Banyak bukti otentik yang menunjukkan bahwa melatih kecerdasan anak sejak dini bukanlah hal yang sulit. Pendampingan orang tua dan usaha yang berkesinambungan serta metode pembelajaran yang benar dan menarik untuk anak, dapat meningkatkan kecerdasan anak jauh di atas kecerdasan anak-anak normal. Sebut saja Husain Tabatabai seorang anak usia 7 tahun yang sudah mendapatkan gelar Doktor Honoris Causa dari Hijaz College Islamic University, Inggris karena kemampuannya yang hafal dan faham Al-Quran. Seorang anak di Jepang yang bernama Akio dalam usianya yang baru 3 tahun 5 bulan sudah mahir dalam berhitung tambah-kurang-kali-bagi, bahkan mampu menyelesaikan perhitungan akar dan persamaan tingkat tinggi (Tofan Surana, 2003). Masih banyak bukti-bukti lain yang menunjukkan keberhasilan orang tua dalam mendidik anaknya sejak usia dini. Hal ini mengisyaratkan bahwa, setiap anak sebenarnya terlahir cerdas, namun bagaimana orang-orang yang terdekat dengannya dapat memunculkan kecerdasan yang dimiliki oleh anak tersebut dengan memahami tugas-tugas perkembangan anak, serta bagaimana seharusnya anak pada usia tersebut diberikan pembelajaran. Landasan psikologis untuk belajar harus dimulai sejak bayi dilahirkan dan harus sudah cukup mantap ketika mencapai usia tiga tahun. Tentu saja masih cukup banyak waktu bagi pertumbuhan mental dan perubahan sikap setelah masa itu. Menilik dari permasalahan di atas, seharusnya semua orang yang terlibat dalam pendidikan anak mulai memahami tentang makna kecerdasan. Banyak kecerdasan yang bisa dilatih sejak anak masih berada pada usia dini. Dengan mencoba melatih berbagai kecerdasan pada anak, berarti kita belajar menghargai setiap kecerdasan yang ada pada anak dan memberikan ruang agar kecerdasan anak berkembang sesuai dengan tugas perkembangan anak. Kecerdasan yang menonjol dalam diri setiap anak berbeda-beda, oleh karena itu sejak dini anak harus dilatih agar kecerdasan yang dimilikinya dapat berkembang secara optimal.
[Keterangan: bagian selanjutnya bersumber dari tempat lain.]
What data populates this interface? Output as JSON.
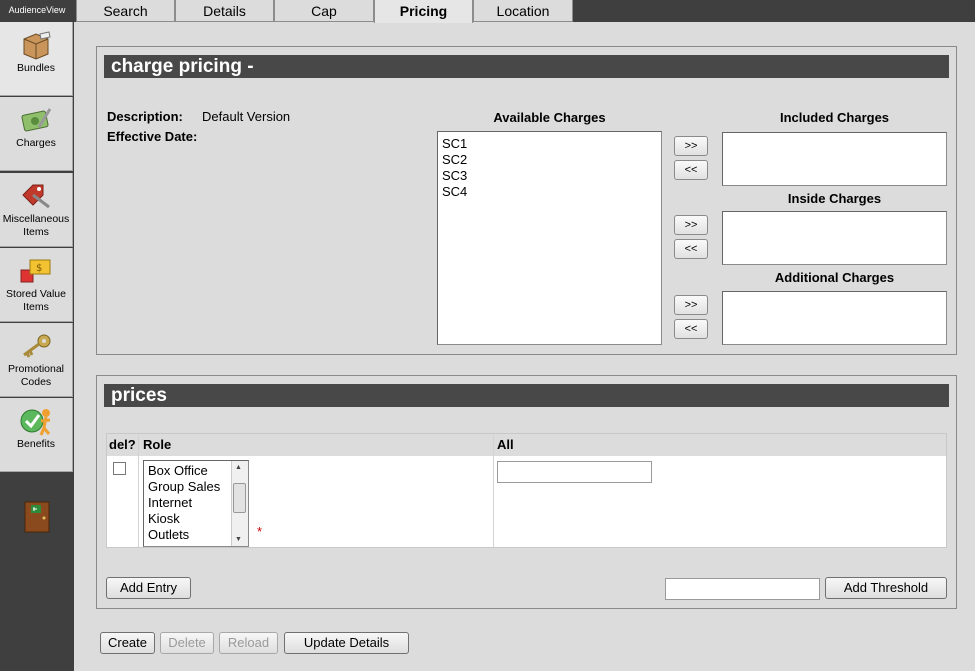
{
  "app": {
    "brand": "AudienceView"
  },
  "sidebar": {
    "items": [
      {
        "label": "Bundles",
        "icon": "bundles-icon"
      },
      {
        "label": "Charges",
        "icon": "charges-icon"
      },
      {
        "label": "Miscellaneous Items",
        "icon": "misc-items-icon"
      },
      {
        "label": "Stored Value Items",
        "icon": "stored-value-icon"
      },
      {
        "label": "Promotional Codes",
        "icon": "key-icon"
      },
      {
        "label": "Benefits",
        "icon": "benefits-icon"
      }
    ],
    "exit_icon": "exit-door-icon"
  },
  "tabs": [
    {
      "label": "Search"
    },
    {
      "label": "Details"
    },
    {
      "label": "Cap"
    },
    {
      "label": "Pricing",
      "active": true
    },
    {
      "label": "Location"
    }
  ],
  "charge_pricing": {
    "title": "charge pricing -",
    "description_label": "Description:",
    "description_value": "Default Version",
    "effective_date_label": "Effective Date:",
    "available_label": "Available Charges",
    "available": [
      "SC1",
      "SC2",
      "SC3",
      "SC4"
    ],
    "included_label": "Included Charges",
    "inside_label": "Inside Charges",
    "additional_label": "Additional Charges",
    "add_label": ">>",
    "remove_label": "<<"
  },
  "prices": {
    "title": "prices",
    "columns": {
      "del": "del?",
      "role": "Role",
      "all": "All"
    },
    "roles": [
      "Box Office",
      "Group Sales",
      "Internet",
      "Kiosk",
      "Outlets"
    ],
    "required_mark": "*",
    "add_entry": "Add Entry",
    "add_threshold": "Add Threshold"
  },
  "footer": {
    "create": "Create",
    "delete": "Delete",
    "reload": "Reload",
    "update_details": "Update Details"
  },
  "colors": {
    "dark": "#3f3f3f",
    "header_bar": "#484848",
    "background": "#dcdcdc",
    "required": "#cc0000"
  }
}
Untuk melatih kecerdasan majemuk pada anak usia dini ini dibutuhkan media yang dapat menjadi perantara dalam proses pembelajaran. Media ini tentu saja

media yang mampu membuat anak merasakan proses belajar sebagai proses bermain yang menyenangkan. Komputer merupakan alat teknologi yang dapat dijadikan alternatif dalam proses pembelajaran tersebut. Bukan tidak mungkin anak sejak dini sudah dikenalkan pada teknologi, dengan bantuan teknologi komputer dapat dibuat suatu media pembelajaran yang menyenangkan dan dapat membangkitkan kerja-kerja alat indera anak, bahkan sejak usia dini. Pemanfaatan teknologi komputer dapat mempermudah dan memperjelas materi yang begitu beragam dan memberikan contoh yang konkrit, komputer juga dapat membuat anak belajar sesuai dengan kemampuan dan kecepatannya dalam memahami pengetahuan dan informasi yang ditampilkan. Dalam hal ini media berbantuan komputer yang dimaksudkan adalah multimedia pembelajaran. Saat ini banyak sekali tersedia multimedia yang berisikan pendidikan untuk anak. Sayangnya banyak diantara program-program ini yang hanya memindahkan bentuk cetak ke dalam bentuk elektronik, sehingga sangat membosankan bagi anak. Program-program dalam multimedia tersebut juga, sebagian besar tidak memperhatikan psikologis anak. Berdasarkan hal tersebut peneliti sangat tertarik untuk mengembangkan sebuah produk berupa multimedia pembelajaran yang dapat digunakan oleh anak usia dini dalam proses pembelajaran menuju perkembangan kognitifnya, sehingga dapat merangsang perkembangan otak anak dan secara otomatis dapat melatih kecerdasan majemuk anak. Pada penelitian ini, peniliti mencoba untuk mengembangakan tiga dari delapan kecerdasan majemuk yang ada, yaitu kecerdasan linguistik verbal, kecerdasan logika matematika, dan kecerdasan spasial pada anak usia dini.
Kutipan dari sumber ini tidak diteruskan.